It's All Straw
by Richard R. Sooley
Trafford Publishing


"All I have written seems like straw compared to what has been now revealed to me."

Why has America's president called Daniel Tobbit out of retirement—a political author whose memory has failed? Daniel is given a new drug, Memrestore, which improves his short-term memory. By day, he and his devoted wife, Judy, spend their time with the Brainbow team. Bee, Dixie, and Andy try to convince Daniel to revise his book, "Making America Even Greater," which has become the guide for Revivalists worldwide. By night, Daniel hallucinates due to Memrestore.
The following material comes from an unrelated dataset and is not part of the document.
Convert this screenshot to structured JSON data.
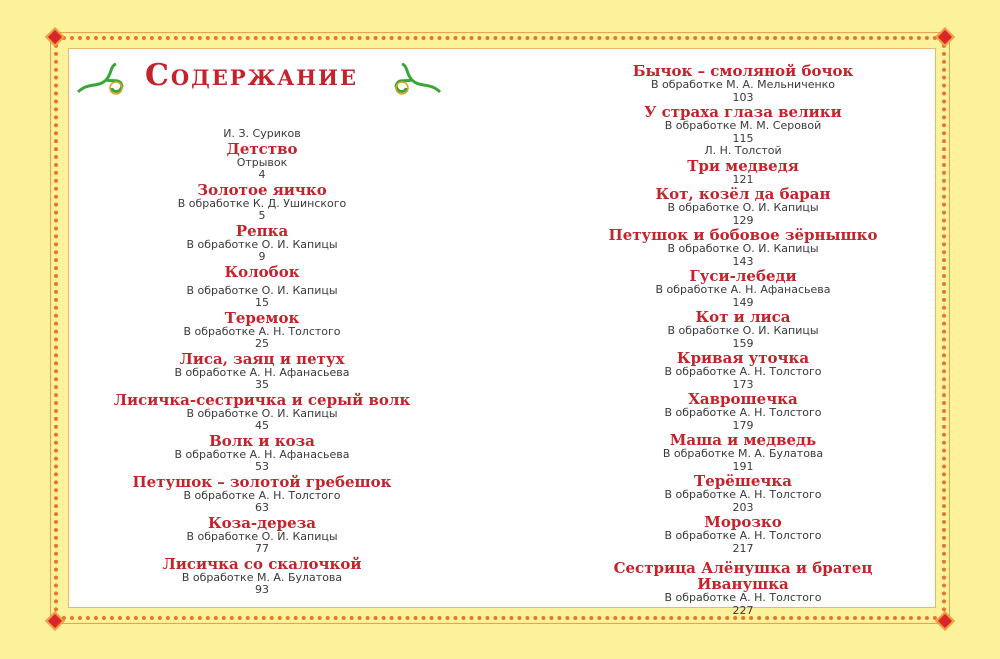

He chats with an angel and sits in on twentieth-century presidential meetings. During the weekends, Daniel and Judy attend a Catholic church, but religious freedom mandates all faiths, including Muslim, share the pulpit.

In this new society, the Great One, not the president, decides what is best. This is not Marxist because multiple classes exist—humdrums, work-a-bees, government workers, and strawheads. When Daniel predicts that some will question who is behind the Oz-like curtain, a Brainbow member counters, "…what is wrong with a society that places everyone into a role where they are happiest?" Euthanasia and prison camps serve for the aged or dissident.

Will Daniel do a TV broadcast announcing revisions to his book? The Great One needs help to rally Revivalists and keep Muslim converts from tampering with society. But, isn't this the America that Daniel warned against years before?

The glossary of names is helpful, although further editing would have caught minor revision issues. As in a Huxley or Orwell novel, It's All Straw discusses the complex and troublesome issues of future society. However, lively interaction between Sooley's surprisingly likable characters relieves the tension. Proposed political reforms are: conclave voting systems, equitable representation in Congress, and a sales fair tax replacing the IRS. The author affirms the Founding Fathers' allowance for such reform.